Mitarbeiter von Manitoba Conservation haben die beiden Bären im „Bärengefängnis“ der Stadt eingesperrt und planen, sie nach Winnipeg zu fliegen. Der Bürgermeister von Churchill, Mike Spence, erklärte, dass es mittlerweile, inklusive der beiden Jungtiere im Lockup heute, neun Bären gab, die in den letzten vier Jahren von Churchill in den Zoo transportiert wurden. Seiner Auffassung nach sind das zu viele. „Was wir in den letzten Jahren mit verwaisten jungen Bären gemacht haben, die direkt in den Zoo gehen, ist keine Option. Das haben wir laut und deutlich von den führenden Mitbürgern gehört.“

Mike Spence informierte, dass die beiden Bären  von verschiedenen Müttern stammen und ungefähr 11 Monate alt sind. Der Bürgermeister berichtete, er habe Anfang dieser Woche direkt mit dem Minister für nachhaltige Entwicklung der Provinz Manitoba, Rochelle Squires, gesprochen und um etwas Zeit gebeten, um über andere Optionen für die Bären nachzudenken. Vielleicht könnten die Bären mit einem Tracking Halsband versehen zurück auf das Eis gebracht werden, damit die Forscher herausfinden könnten, ob sie überleben. „Es wäre im Grunde ein Versuch, einen anderen Weg zu gehen. Denn wenn man sie erst einmal aus der Bevölkerung herausholt wie wir [und] sie in einen Zoo schickt … dann ist es das.“ Später wurde ihm von einem Mitarbeiter des Ministeriums gesagt, dass die Bären nach Süden gebracht würden.
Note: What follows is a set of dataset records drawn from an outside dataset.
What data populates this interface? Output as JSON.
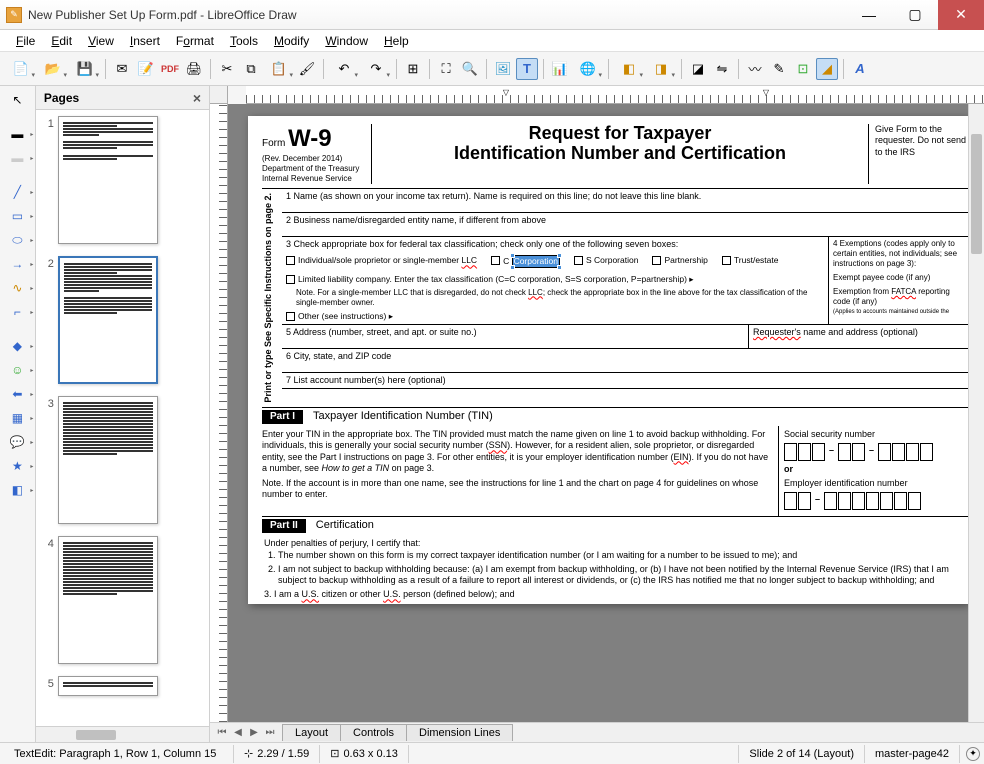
{
  "titlebar": {
    "text": "New Publisher Set Up Form.pdf - LibreOffice Draw"
  },
  "menu": {
    "items": [
      "File",
      "Edit",
      "View",
      "Insert",
      "Format",
      "Tools",
      "Modify",
      "Window",
      "Help"
    ]
  },
  "pages_panel": {
    "title": "Pages",
    "page_count": 5,
    "selected": 2
  },
  "tabs": {
    "items": [
      "Layout",
      "Controls",
      "Dimension Lines"
    ]
  },
  "statusbar": {
    "edit_info": "TextEdit: Paragraph 1, Row 1, Column 15",
    "pos": "2.29 / 1.59",
    "size": "0.63 x 0.13",
    "slide": "Slide 2 of 14 (Layout)",
    "master": "master-page42"
  },
  "form": {
    "id_prefix": "Form",
    "id": "W-9",
    "rev": "(Rev. December 2014)",
    "dept": "Department of the Treasury",
    "irs": "Internal Revenue Service",
    "title_l1": "Request for Taxpayer",
    "title_l2": "Identification Number and Certification",
    "instruct_right": "Give Form to the requester. Do not send to the IRS",
    "sidebar": "Print or type\nSee Specific Instructions on page 2.",
    "line1": "1  Name (as shown on your income tax return). Name is required on this line; do not leave this line blank.",
    "line2": "2  Business name/disregarded entity name, if different from above",
    "line3": "3  Check appropriate box for federal tax classification; check only one of the following seven boxes:",
    "chk_individual": "Individual/sole proprietor or single-member ",
    "chk_individual_llc": "LLC",
    "chk_c": "C ",
    "chk_c_sel": "Corporation",
    "chk_s": "S Corporation",
    "chk_partnership": "Partnership",
    "chk_trust": "Trust/estate",
    "chk_llc": "Limited liability company. Enter the tax classification (C=C corporation, S=S corporation, P=partnership) ▸",
    "note_llc": "Note. For a single-member LLC that is disregarded, do not check LLC; check the appropriate box in the line above for the tax classification of the single-member owner.",
    "chk_other": "Other (see instructions) ▸",
    "exempt_title": "4  Exemptions (codes apply only to certain entities, not individuals; see instructions on page 3):",
    "exempt_payee": "Exempt payee code (if any)",
    "exempt_fatca": "Exemption from FATCA reporting code (if any)",
    "exempt_note": "(Applies to accounts maintained outside the",
    "line5": "5  Address (number, street, and apt. or suite no.)",
    "requester": "Requester's name and address (optional)",
    "line6": "6  City, state, and ZIP code",
    "line7": "7  List account number(s) here (optional)",
    "part1_label": "Part I",
    "part1_title": "Taxpayer Identification Number (TIN)",
    "part1_text1": "Enter your TIN in the appropriate box. The TIN provided must match the name given on line 1 to avoid backup withholding. For individuals, this is generally your social security number (SSN). However, for a resident alien, sole proprietor, or disregarded entity, see the Part I instructions on page 3. For other entities, it is your employer identification number (EIN). If you do not have a number, see How to get a TIN on page 3.",
    "part1_text2": "Note. If the account is in more than one name, see the instructions for line 1 and the chart on page 4 for guidelines on whose number to enter.",
    "ssn_label": "Social security number",
    "or": "or",
    "ein_label": "Employer identification number",
    "part2_label": "Part II",
    "part2_title": "Certification",
    "cert_intro": "Under penalties of perjury, I certify that:",
    "cert1": "The number shown on this form is my correct taxpayer identification number (or I am waiting for a number to be issued to me); and",
    "cert2": "I am not subject to backup withholding because: (a) I am exempt from backup withholding, or (b) I have not been notified by the Internal Revenue Service (IRS) that I am subject to backup withholding as a result of a failure to report all interest or dividends, or (c) the IRS has notified me that no longer subject to backup withholding; and",
    "cert3": "I am a U.S. citizen or other U.S. person (defined below); and"
  }
}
In Churchill gab es letztes Jahr 351 Begegnungen mit Eisbären. Ein Rekord für die Gemeinschaft. 65 Bären mussten narkotisiert und im Eisbärengefängnis untergebracht werden, bevor sie wieder in die Wildnis entlassen werden konnten.


Foto: Charles Anderson

Der Bürgermeister und der Rat von Churchill sind fest davon überzeugt, dass die Bären im Norden bleiben sollten, aber einige haben auch Einwände. Der Präsident von Frontiers North Adventures, John Gunter, war vor zwei Wochen mit Kunden unterwegs, um Eisbären zu beobachten, als er einen der beiden verwaisten Eisbären sah und ihn Manitoba Conservation meldete. John Gunter hat gemischte Gefühle, wenn es darum geht, die Bären einzufangen und in einen Zoo zu bringen, anstatt sie der Natur zu überlassen. Er weiß, dass beide Bären in der Wildnis wenig Überlebenschancen haben, und sieht einen Wert darin, dass sie in einem Zoo den Besuchern etwas beibringen können.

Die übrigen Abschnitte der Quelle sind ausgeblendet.